Abstract

This paper uses patent data from the U.S. Patent and Trademark Office to investigate the association between inventor collaboration and joint assignee ownership, both domestic and international, and patent quality as measured by the number of claims and citations associated with a patent. Specifically, we compare the quality implications of research collaboration and joint patent ownership for the quality of U.S. and Chinese patents. Overall, we find that domestic inventor collaboration is associated with higher quality results for U.S. patents than Chinese patents. However, for China, international collaboration is associated with more positive quality outcomes; for U.S. patents, international collaboration implies lower quality than that associated with domestic U.S. collaboration.

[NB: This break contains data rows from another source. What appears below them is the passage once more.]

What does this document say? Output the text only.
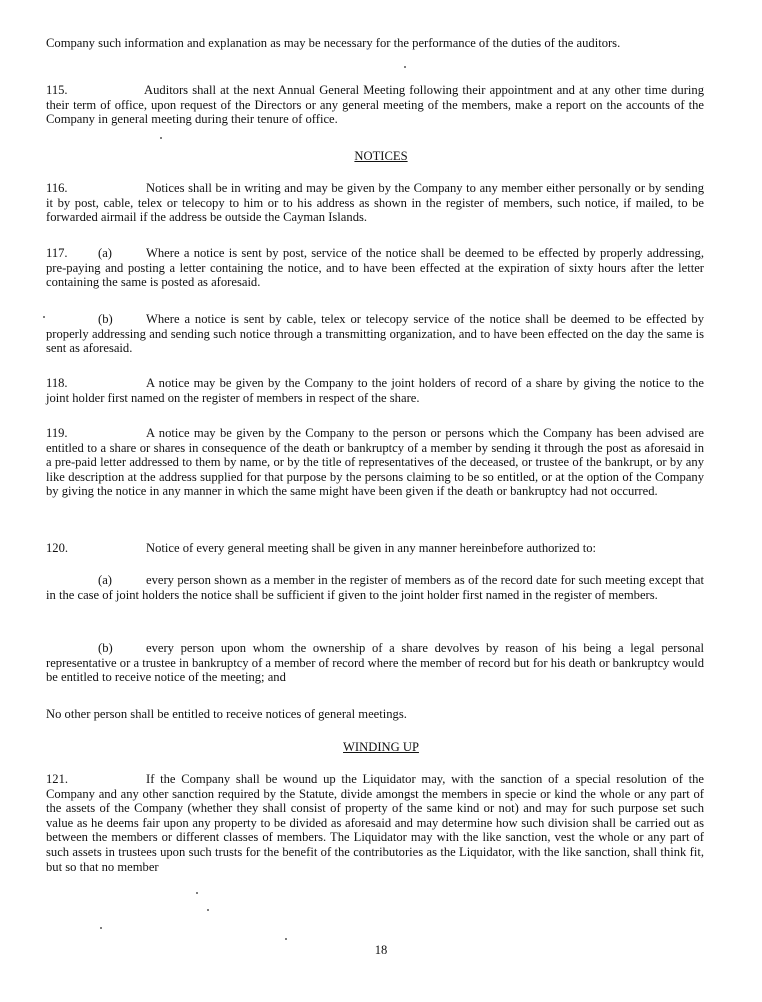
Company such information and explanation as may be necessary for the performance of the duties of the auditors.

115.	Auditors shall at the next Annual General Meeting following their appointment and at any other time during their term of office, upon request of the Directors or any general meeting of the members, make a report on the accounts of the Company in general meeting during their tenure of office.

NOTICES

116.	Notices shall be in writing and may be given by the Company to any member either personally or by sending it by post, cable, telex or telecopy to him or to his address as shown in the register of members, such notice, if mailed, to be forwarded airmail if the address be outside the Cayman Islands.

117. (a)	Where a notice is sent by post, service of the notice shall be deemed to be effected by properly addressing, pre-paying and posting a letter containing the notice, and to have been effected at the expiration of sixty hours after the letter containing the same is posted as aforesaid.

(b)	Where a notice is sent by cable, telex or telecopy service of the notice shall be deemed to be effected by properly addressing and sending such notice through a transmitting organization, and to have been effected on the day the same is sent as aforesaid.

118.	A notice may be given by the Company to the joint holders of record of a share by giving the notice to the joint holder first named on the register of members in respect of the share.

119.	A notice may be given by the Company to the person or persons which the Company has been advised are entitled to a share or shares in consequence of the death or bankruptcy of a member by sending it through the post as aforesaid in a pre-paid letter addressed to them by name, or by the title of representatives of the deceased, or trustee of the bankrupt, or by any like description at the address supplied for that purpose by the persons claiming to be so entitled, or at the option of the Company by giving the notice in any manner in which the same might have been given if the death or bankruptcy had not occurred.

120.	Notice of every general meeting shall be given in any manner hereinbefore authorized to:

(a)	every person shown as a member in the register of members as of the record date for such meeting except that in the case of joint holders the notice shall be sufficient if given to the joint holder first named in the register of members.

(b)	every person upon whom the ownership of a share devolves by reason of his being a legal personal representative or a trustee in bankruptcy of a member of record where the member of record but for his death or bankruptcy would be entitled to receive notice of the meeting; and

No other person shall be entitled to receive notices of general meetings.

WINDING UP

121.	If the Company shall be wound up the Liquidator may, with the sanction of a special resolution of the Company and any other sanction required by the Statute, divide amongst the members in specie or kind the whole or any part of the assets of the Company (whether they shall consist of property of the same kind or not) and may for such purpose set such value as he deems fair upon any property to be divided as aforesaid and may determine how such division shall be carried out as between the members or different classes of members. The Liquidator may with the like sanction, vest the whole or any part of such assets in trustees upon such trusts for the benefit of the contributories as the Liquidator, with the like sanction, shall think fit, but so that no member

18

Part of this disparity is due to substantially different quality outcomes associated with joint U.S.-Chinese patents – quality gains for China and quality reductions for the U.S. We also investigate the quality implications of different organization-centered research, including dyadic and triadic collaborations, for patent quality as well as the quality implications of various assignee-inventor relationships, operating through incentive and scale effects. While most firms, particularly those in the U.S., appear to exploit advantages of fewer owner-assignees coordinating the scale benefits of more inventors, universities and research institutes in China appear to rely less on coordination-scale effects and more on the incentive effects associated with assigning patent ownership to inventors.